London: A commonly prescribed diabetes drug can reverse memory loss and the build-up of plaques in the brain linked to Alzheimer's disease, scientists have found.
The study, led by Professor Christian Holscher at Lancaster University, found that the drug liraglutide might be able to reverse some of the damage caused by Alzheimer's, even in the later stages of the condition.
Alzheimer's disease is the most common form of dementia. The condition is characterised by the slow death of brain cells. It is progressive, ultimately terminal and there is yet no cure.
If successful in clinical trials this will be the first new dementia treatment in a decade.
In the study, mice with late-stage Alzheimer's given the drug performed significantly better on an object recognition test and their brains showed a 30 per cent reduction in the build-up of toxic plaques.
Most drugs that show promising effects in dementia do so at an early stage of the disease; these results from a more advanced stage of Alzheimer's will provide hope that this drug could be of benefit for people in the moderate to severe stages too.
Liraglutide is a member of a class of drugs known as a GLP-1 analogue.
The drug is used to stimulate insulin production in diabetes, but research shows it can also pass through the blood brain barrier and have a protective effect on brain cells.

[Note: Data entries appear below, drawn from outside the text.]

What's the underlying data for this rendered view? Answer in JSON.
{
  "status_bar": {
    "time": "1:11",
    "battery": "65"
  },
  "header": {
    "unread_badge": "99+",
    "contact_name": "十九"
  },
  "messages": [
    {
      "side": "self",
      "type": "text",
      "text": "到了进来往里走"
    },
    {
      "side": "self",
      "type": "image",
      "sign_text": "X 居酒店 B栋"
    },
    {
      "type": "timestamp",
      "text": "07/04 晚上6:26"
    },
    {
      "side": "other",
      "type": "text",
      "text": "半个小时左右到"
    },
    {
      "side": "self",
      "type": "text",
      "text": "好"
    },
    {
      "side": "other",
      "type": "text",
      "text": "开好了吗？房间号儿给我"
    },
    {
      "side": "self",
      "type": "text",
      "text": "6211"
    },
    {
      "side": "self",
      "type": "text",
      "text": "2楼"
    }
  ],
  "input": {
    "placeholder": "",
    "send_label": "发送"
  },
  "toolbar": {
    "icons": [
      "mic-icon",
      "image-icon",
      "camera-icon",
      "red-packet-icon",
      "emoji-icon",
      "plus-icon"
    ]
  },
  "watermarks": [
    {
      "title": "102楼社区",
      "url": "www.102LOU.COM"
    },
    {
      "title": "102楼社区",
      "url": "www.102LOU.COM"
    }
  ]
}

"This exciting study suggests that one of these drugs can reverse the biological causes of Alzheimer's even in the late stages and demonstrates we're on the right track," said Dr Doug Brown, Director of Research and Development at Alzheimer's Society.
A major clinical trial led by Dr Paul Edison of Imperial College London to test the effectiveness of the drug on people with Alzheimer's disease will begin recruiting patients in the next few weeks.
The study was published in the journal Neuropharmacology.